WAR AND PEACE
Clara Bell (from a French version) - 1885–86
Nathan Haskell Dole - 1898
Leo Wiener - 1904
Constance Garnett - 1904
Aylmer and Louise Maude - 1922–23
Revised by Amy Mandelker - 2010
Rosemary Edmonds - 1957, revised 1978
Ann Dunnigan - 1968
Anthony Briggs - 2005
Andrew Bromfield (translation of the first completed draft, approx. 400 pages shorter than other English translations) - 2007
Richard Pevear and Larissa Volokhonsky - 2007
I didn't go farther back than Garnett, so have made no evaluation of Bell, Dole, or Wiener translations; given that Bromfield's translation is essentially a fundamentally different work, I have omitted it as well.
For my own use, I most seriously compared the Maude, Maude revised, Dunnigan, Briggs, and P&V translations.
Wikipedia - War and Peace full translations into English
Ask Metafilter - Forum thread on best English translation of War and Peace, mainly considering Garnett, Maude, Edmonds, and P&V
First Things - General article critiquing Pevear & Volokhonsky translations, not specific to War and Peace
Frisbee Book Journal - Article comparing the flavor of Garnett, Maude, Briggs, and P&V translations
Tolstoy Therapy - Article comparing selections from the Briggs and P&V translations
New York Review of Books - Favorable review of P&V translation by Orlando Figes
languagehat - Discussion of a book club discussion of favorite War and Peace translations
Ospodillo-Blog - Thoughtful comparison of the accuracy, flavor, and pros/cons of each translation
Amazon - Forum discussion of various translations
Goodreads - Forum discussion on pros & cons of P&V translation with references to others
Middlebury - Academic review of the Briggs and P&V translations, with comparisons of selections (warning: SPOILERS used)

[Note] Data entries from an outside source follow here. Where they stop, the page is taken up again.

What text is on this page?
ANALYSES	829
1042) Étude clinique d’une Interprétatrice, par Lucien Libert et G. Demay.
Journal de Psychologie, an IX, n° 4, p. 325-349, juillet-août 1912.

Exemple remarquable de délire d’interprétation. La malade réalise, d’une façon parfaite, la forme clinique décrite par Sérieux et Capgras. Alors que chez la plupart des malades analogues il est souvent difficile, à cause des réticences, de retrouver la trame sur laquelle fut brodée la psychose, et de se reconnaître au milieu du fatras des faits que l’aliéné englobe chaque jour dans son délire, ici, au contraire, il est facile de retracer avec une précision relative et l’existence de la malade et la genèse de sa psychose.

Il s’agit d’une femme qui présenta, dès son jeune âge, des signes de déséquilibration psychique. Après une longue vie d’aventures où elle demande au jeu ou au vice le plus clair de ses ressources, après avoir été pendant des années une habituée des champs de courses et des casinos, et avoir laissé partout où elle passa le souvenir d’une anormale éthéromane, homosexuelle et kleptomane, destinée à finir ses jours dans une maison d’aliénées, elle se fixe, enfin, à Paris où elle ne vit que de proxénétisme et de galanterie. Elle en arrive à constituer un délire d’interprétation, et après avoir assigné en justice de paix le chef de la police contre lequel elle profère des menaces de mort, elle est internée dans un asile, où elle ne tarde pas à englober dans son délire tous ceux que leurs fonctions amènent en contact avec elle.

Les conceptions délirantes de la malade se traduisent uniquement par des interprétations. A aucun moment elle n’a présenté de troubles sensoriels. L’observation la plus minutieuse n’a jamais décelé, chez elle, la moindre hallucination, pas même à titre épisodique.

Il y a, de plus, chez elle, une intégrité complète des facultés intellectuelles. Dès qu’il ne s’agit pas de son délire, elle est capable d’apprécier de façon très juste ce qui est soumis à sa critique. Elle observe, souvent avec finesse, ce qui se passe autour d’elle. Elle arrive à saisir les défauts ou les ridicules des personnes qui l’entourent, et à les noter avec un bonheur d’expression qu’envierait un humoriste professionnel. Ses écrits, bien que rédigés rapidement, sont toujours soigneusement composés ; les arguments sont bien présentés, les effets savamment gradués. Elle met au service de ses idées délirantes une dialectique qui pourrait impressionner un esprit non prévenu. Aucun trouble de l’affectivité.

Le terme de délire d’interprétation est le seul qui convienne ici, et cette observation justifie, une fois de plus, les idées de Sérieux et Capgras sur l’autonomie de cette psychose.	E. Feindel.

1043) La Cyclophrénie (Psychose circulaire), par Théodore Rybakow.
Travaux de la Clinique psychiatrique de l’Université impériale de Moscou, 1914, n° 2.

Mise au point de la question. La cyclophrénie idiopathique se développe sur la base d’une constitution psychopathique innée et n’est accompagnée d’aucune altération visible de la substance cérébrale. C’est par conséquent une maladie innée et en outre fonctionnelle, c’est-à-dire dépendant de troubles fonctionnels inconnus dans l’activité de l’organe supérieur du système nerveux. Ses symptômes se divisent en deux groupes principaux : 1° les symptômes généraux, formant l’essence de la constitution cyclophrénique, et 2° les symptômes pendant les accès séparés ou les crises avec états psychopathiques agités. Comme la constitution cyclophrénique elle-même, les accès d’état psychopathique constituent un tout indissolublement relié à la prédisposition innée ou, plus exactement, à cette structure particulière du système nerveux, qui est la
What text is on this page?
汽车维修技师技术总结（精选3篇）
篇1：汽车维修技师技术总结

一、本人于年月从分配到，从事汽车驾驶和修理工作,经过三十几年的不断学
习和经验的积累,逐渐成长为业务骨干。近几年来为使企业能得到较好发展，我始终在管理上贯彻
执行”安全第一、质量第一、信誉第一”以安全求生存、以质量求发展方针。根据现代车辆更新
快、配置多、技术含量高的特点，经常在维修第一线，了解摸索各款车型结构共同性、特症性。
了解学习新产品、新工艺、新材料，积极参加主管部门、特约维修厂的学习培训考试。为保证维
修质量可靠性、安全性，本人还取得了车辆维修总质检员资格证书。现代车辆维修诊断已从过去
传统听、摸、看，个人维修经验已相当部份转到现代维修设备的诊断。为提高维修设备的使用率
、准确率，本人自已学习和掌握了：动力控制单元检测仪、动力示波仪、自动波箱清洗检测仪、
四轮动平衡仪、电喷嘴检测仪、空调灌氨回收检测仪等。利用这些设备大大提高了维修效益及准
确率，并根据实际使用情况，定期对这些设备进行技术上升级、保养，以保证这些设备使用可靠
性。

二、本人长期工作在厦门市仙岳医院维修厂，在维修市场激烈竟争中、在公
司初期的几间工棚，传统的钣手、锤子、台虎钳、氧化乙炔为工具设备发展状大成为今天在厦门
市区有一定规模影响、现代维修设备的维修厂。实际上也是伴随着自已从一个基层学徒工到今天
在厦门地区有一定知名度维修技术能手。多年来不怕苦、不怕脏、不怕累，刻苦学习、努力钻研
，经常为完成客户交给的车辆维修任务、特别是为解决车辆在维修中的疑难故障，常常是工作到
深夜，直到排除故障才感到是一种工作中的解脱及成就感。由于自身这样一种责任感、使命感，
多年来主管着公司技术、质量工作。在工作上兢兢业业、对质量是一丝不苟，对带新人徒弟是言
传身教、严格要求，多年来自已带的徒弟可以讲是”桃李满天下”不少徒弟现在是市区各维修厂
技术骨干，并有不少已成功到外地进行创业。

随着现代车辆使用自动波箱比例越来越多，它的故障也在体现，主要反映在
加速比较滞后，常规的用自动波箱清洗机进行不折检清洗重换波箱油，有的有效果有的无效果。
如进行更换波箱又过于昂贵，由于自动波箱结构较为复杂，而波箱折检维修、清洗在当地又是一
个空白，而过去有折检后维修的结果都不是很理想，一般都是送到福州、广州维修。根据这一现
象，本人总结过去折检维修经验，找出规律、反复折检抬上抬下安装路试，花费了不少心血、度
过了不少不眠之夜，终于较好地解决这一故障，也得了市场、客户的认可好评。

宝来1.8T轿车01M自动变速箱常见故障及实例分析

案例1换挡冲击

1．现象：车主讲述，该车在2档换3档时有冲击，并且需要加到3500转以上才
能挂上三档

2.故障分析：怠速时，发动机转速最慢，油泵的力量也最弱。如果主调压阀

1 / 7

New Statesman - Unfavorable review of P&V translation
We Love Translations - Extensive summaries of the history and commentary of each English translation including excerpts of the first page
The path taken to find the right translation for War and Peace has been a winding one.
I started with the Inner Sanctum edition by the Maudes, based on comparisons between the first chapters of the Maudes, Garnett, Edmonds, and P&V while sitting in the bookstore. Their word choice and phrasing were often the most musical and inventive. However, it started to feel somewhat archaic and the dialogue especially wooden. More evaluation led me to Anthony Brigg's translation, which flowed much better than the Maudes', but then started to feel too flowy, too modern (the article from Tolstoy Therapy listed above favors Briggs, but the same qualities she enjoys are what soured Briggs for me). Next I came across Ann Dunnigan's translation, which maintains excellent fidelity to the text (closely following the other translations) while also being creative, sensitive, and artful. Dunnigan resolved tricky issues that mar other translations by seeming to find the just-right words. Her translation is by far the most sensitive to the characters and narrator, a quality of Tolstoy's writing that drew me in when reading Anna Karenina.
Never before, however, have I been so smitten by the physical beauty of a volume as I seem to be with Pevear & Volokhonsky's translation. Line-by-line there are sometimes places where their rendering is slightly clearer, simpler, or more beautiful than Dunnigan, but mostly their translation reads more stilted, unnatural, vague, and less imaginative. My only pull towards them, but what a schoolgirl-like pull it has been, has been the crush I have on the cover, binding, paper, and typesetting of their edition; I can't seem to help thinking, "But it's so purrrdy... [drool]." I picked up my copy of their book just to look up a sentence every now and then that Dunnigan seemed to have overthought, but for the most part I was pulled into the world and the characters that Dunnigan breathed into new life, while ogling P&V's dressed up mannequins in lavish gowns and jewelry, wondering if Dunnigan might be able to snag new costumes just for a day.
Ann Dunnigan's translation is available from Signet Classics.
Notable mention goes to Amy Mandelker's revised version of the Maude translation. Brief examination left the impression that she improved the worst archaisms and polished their work back to a glow.